Ti è così difficile capire (con tutti quei comandi e le diverse possibilità di lavaggio che ci sono) in quale delle tre vaschette devi mettere il detersivo in polvere e il liquido dell’ammorbidente che vorresti tanto spegnerti, accasciarti su te stesso.
Ti rendi conto di avere ancora tanto da imparare e allora pensi a quando davanti a lei ti sentivi un piccolo Dio solo perché potevi smontare e rimontare un computer.
In quei momenti pensi a quanto tua madre ti faceva sorridere quando guardava con umiltà la sua lavatrice (“il turbinio della centrifuga”) e tu allora ti gonfiavi il petto con tutte le tue schede in giro per la tua stanza.
Ti sentivi intelligente a farti vedere davanti al tuo computer e sorridevi sempre del suo stupore contenuto davanti alla tua scienza che ora vedi sprofondare davanti alle manopole di quella strana macchina con l’oblò.
Ti è chiaro ora come una semplice lavatrice sia riuscita a renderti la misura esatta della tua ignoranza e del tuo orgoglio.
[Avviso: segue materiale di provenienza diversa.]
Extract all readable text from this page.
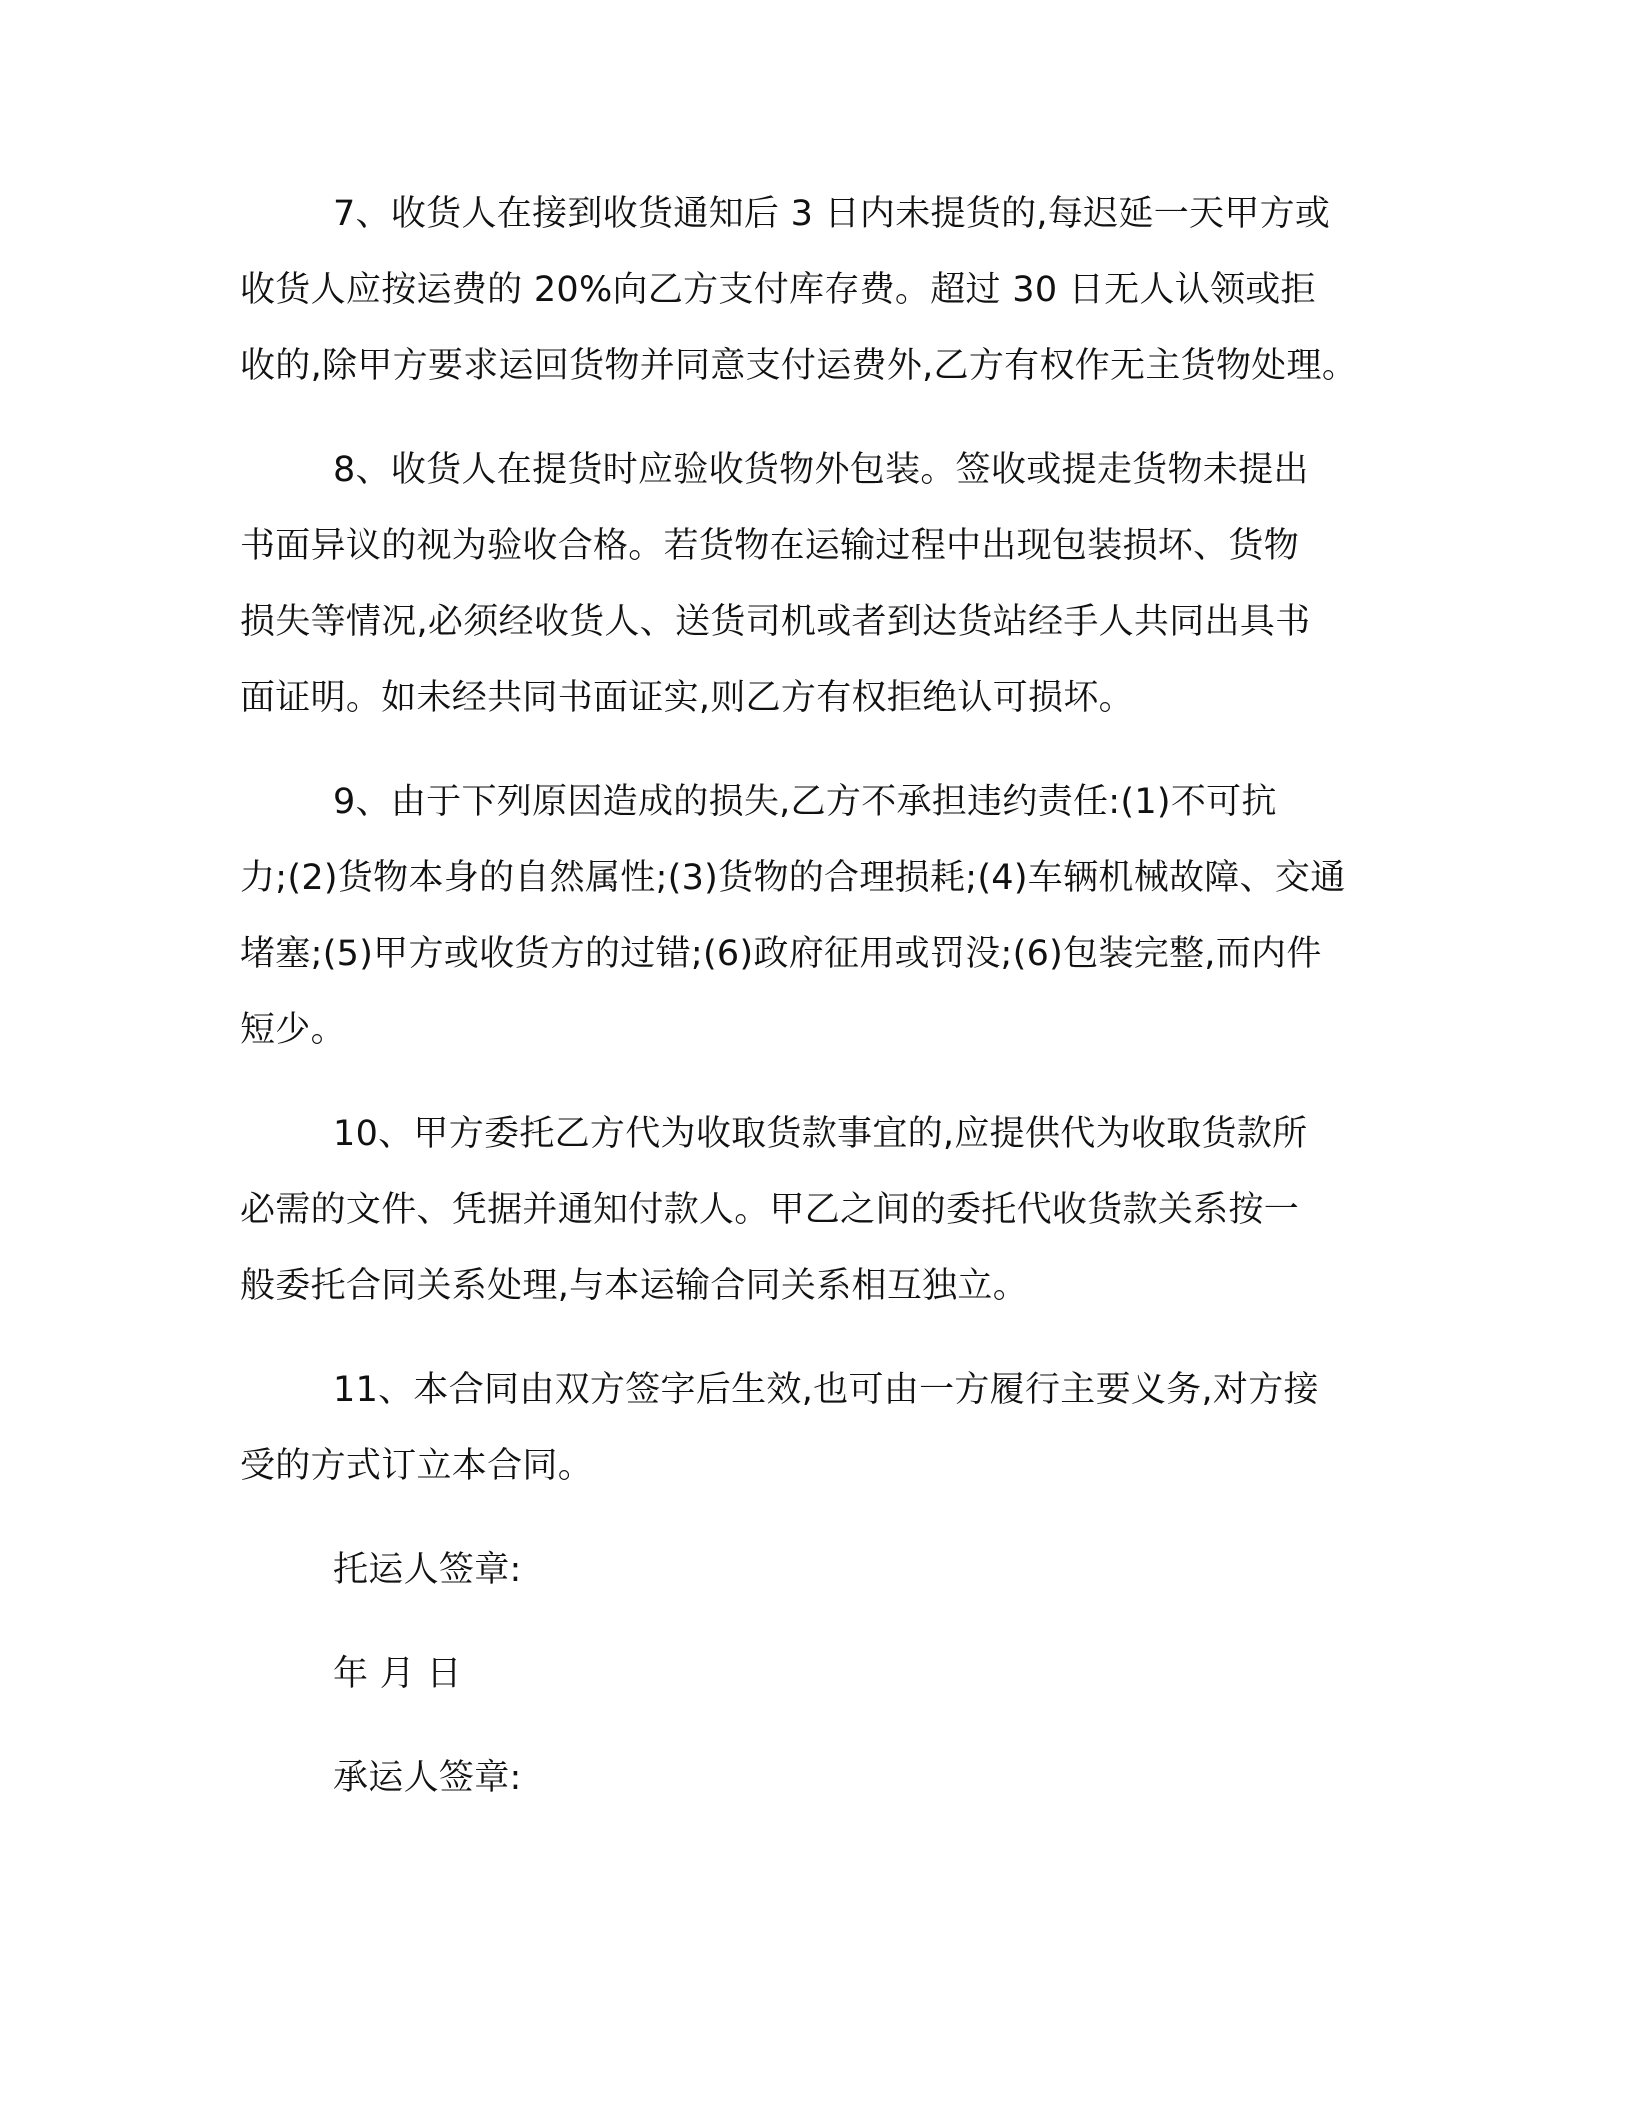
7、收货人在接到收货通知后 3 日内未提货的,每迟延一天甲方或
收货人应按运费的 20%向乙方支付库存费。超过 30 日无人认领或拒
收的,除甲方要求运回货物并同意支付运费外,乙方有权作无主货物处理。
8、收货人在提货时应验收货物外包装。签收或提走货物未提出
书面异议的视为验收合格。若货物在运输过程中出现包装损坏、货物
损失等情况,必须经收货人、送货司机或者到达货站经手人共同出具书
面证明。如未经共同书面证实,则乙方有权拒绝认可损坏。
9、由于下列原因造成的损失,乙方不承担违约责任:(1)不可抗
力;(2)货物本身的自然属性;(3)货物的合理损耗;(4)车辆机械故障、交通
堵塞;(5)甲方或收货方的过错;(6)政府征用或罚没;(6)包装完整,而内件
短少。
10、甲方委托乙方代为收取货款事宜的,应提供代为收取货款所
必需的文件、凭据并通知付款人。甲乙之间的委托代收货款关系按一
般委托合同关系处理,与本运输合同关系相互独立。
11、本合同由双方签字后生效,也可由一方履行主要义务,对方接
受的方式订立本合同。
托运人签章:
年 月 日
承运人签章:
Capisci che tua madre di quella lavatrice sapeva tutto e tu non immagini nemmeno l’esistenza del prelavaggio e delle diverse velocità di centrifuga.
Rivedi allora il giorno in cui quattro anni prima tu e tua madre la scegliete insieme quella modesta macchina e ti pare di sentirla ancora, piccola e bellissima, aggrappata al tuo braccio, che ti stringe mentre la guardate esposta nel grande centro commerciale pieno di luci.
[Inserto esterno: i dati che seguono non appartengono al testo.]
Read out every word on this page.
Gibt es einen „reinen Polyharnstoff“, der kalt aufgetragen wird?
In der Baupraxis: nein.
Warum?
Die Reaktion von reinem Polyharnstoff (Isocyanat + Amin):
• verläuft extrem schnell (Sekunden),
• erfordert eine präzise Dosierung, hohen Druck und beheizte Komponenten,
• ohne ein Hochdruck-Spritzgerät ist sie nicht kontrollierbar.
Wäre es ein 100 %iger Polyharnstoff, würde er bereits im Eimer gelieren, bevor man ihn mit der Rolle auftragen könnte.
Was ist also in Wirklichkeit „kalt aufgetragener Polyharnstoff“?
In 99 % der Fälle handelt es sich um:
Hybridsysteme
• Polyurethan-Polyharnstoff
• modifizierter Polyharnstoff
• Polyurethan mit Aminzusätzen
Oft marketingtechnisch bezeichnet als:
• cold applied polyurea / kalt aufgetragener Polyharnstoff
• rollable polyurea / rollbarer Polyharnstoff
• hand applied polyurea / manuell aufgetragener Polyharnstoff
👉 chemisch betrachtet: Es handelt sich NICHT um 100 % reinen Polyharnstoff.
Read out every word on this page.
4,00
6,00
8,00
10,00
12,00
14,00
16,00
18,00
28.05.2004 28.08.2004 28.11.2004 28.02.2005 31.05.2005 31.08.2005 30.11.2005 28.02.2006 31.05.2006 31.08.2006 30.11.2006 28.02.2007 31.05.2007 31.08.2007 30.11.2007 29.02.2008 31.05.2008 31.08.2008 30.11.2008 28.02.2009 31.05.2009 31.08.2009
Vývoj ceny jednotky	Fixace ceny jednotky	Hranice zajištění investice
La luce prima di Emanuele Tonon è un libro molto difficile da riassumere e da raccontare (lo ha scritto anche Antonio Moresco in una lettera personale all’autore) che turba profondamente soprattutto per il suo ritmo che sembra quello di un mantra o di una preghiera.
E’ la terza parte del cosiddetto romanzo “trinitario” dello scrittore friulano ed è un lungo addio (che vuole essere allo stesso tempo requiem e inno alla gioia) frutto di un’urgenza consegnata alla letteratura (che probabilmente ha salvato l’autore da un dolore insostenibile), un testo che può arrivare a tutti perché scritto in una lingua fortemente poetica che avvinghia il lettore e non lo lascia indifferente forse perché s’imprime nella mente.
Colpisce questa figura di piccola grande mamma che, partita dal sud, continua a lavorare fino alla morte con grandissimo coraggio. Colpisce questo amore adorante di un figlio verso la propria madre. Uno smisurato dolore sempre sul punto di spezzare ogni misura. Una voce lacerata da un profondo senso di colpa così ricco di tenerezza e rispetto. Un elevato e mirabile strazio lirico in cui le parole escono come se volessero salvarsi da un incendio scoppiato da qualche parte nell’intimo.